Age-Related DNA Damage and Epigenetic Changes

This review paper covers both genetic and epigenetic changes that occur with age, taking a broad look at everything from telomere length to stochastic mutational damage to alterations in chromatin structure. As for all aspects of aging at the level of cellular biochemistry, it is easier to catalog than it is to determine relationships between these items, or to determine whether one characteristic of aging cellular biochemistry is more or less important than another when it comes to age-related disease and loss of function. Greater funding for the field would allow researchers to take the best of brute force approaches, which is to find ways to reverse each specific form of change observed in cells, and then compare the results. This is also the most likely way forward to discovering novel rejuvenation therapies.

Aging is considered the deterioration of physiological functions along with an increased mortality rate. This scientific review focuses on the central importance of genomic instability during the aging process, encompassing a range of cellular and molecular changes that occur with advancing age. In particular, this review addresses the genetic and epigenetic alterations that contribute to genomic instability, such as telomere shortening, DNA damage accumulation, and decreased DNA repair capacity. Furthermore, the review explores the epigenetic changes that occur with aging, including modifications to histones, DNA methylation patterns, and the role of non-coding RNAs. Finally, the review discusses the organization of chromatin and its contribution to genomic instability, including heterochromatin loss, chromatin remodeling, and changes in nucleosome and histone abundance.

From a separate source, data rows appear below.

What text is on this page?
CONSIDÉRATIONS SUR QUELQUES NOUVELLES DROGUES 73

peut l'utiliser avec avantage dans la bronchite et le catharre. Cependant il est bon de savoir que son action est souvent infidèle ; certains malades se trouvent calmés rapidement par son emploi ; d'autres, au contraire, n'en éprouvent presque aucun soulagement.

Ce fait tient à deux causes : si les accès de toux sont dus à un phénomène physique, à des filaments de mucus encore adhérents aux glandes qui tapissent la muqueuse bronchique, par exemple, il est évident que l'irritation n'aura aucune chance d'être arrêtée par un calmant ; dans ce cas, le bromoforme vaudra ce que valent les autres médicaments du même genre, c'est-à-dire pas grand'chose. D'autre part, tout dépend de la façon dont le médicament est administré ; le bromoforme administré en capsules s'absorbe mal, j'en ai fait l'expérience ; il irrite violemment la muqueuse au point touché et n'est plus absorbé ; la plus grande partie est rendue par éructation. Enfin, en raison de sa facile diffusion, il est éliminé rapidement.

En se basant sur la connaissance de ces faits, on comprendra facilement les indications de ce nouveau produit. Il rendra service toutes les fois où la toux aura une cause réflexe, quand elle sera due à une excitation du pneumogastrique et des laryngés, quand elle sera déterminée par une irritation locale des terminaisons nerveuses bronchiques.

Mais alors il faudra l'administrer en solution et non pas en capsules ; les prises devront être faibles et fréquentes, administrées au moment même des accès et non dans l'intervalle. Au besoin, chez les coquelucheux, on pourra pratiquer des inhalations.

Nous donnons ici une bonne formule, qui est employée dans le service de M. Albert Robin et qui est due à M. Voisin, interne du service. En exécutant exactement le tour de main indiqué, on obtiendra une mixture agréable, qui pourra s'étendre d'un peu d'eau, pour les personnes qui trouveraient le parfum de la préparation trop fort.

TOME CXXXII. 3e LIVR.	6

The simultaneous occurrence of these alterations, each with its activating or inhibiting role, affects DNA availability and contributes to genomic instability, overall decline in cellular function, and organismal dysregulation. Consequently, there is an increased susceptibility to age-related diseases such as cancer, cardiovascular diseases, and inflammation. Since the initial suggestion that DNA damage and genome instability are primary drivers and DNA repair is a key factor in aging, followed by the finding that defects in DNA repair can hasten the progression of various age-related diseases, significant progress has been made in understanding the detailed connections between genome instability and every facet of the aging process. Exploring the specific mechanisms by which DNA damage impacts each major process contributing to age-related diseases offers promising avenues to address aging at its fundamental causes, thereby mitigating diseases associated with aging.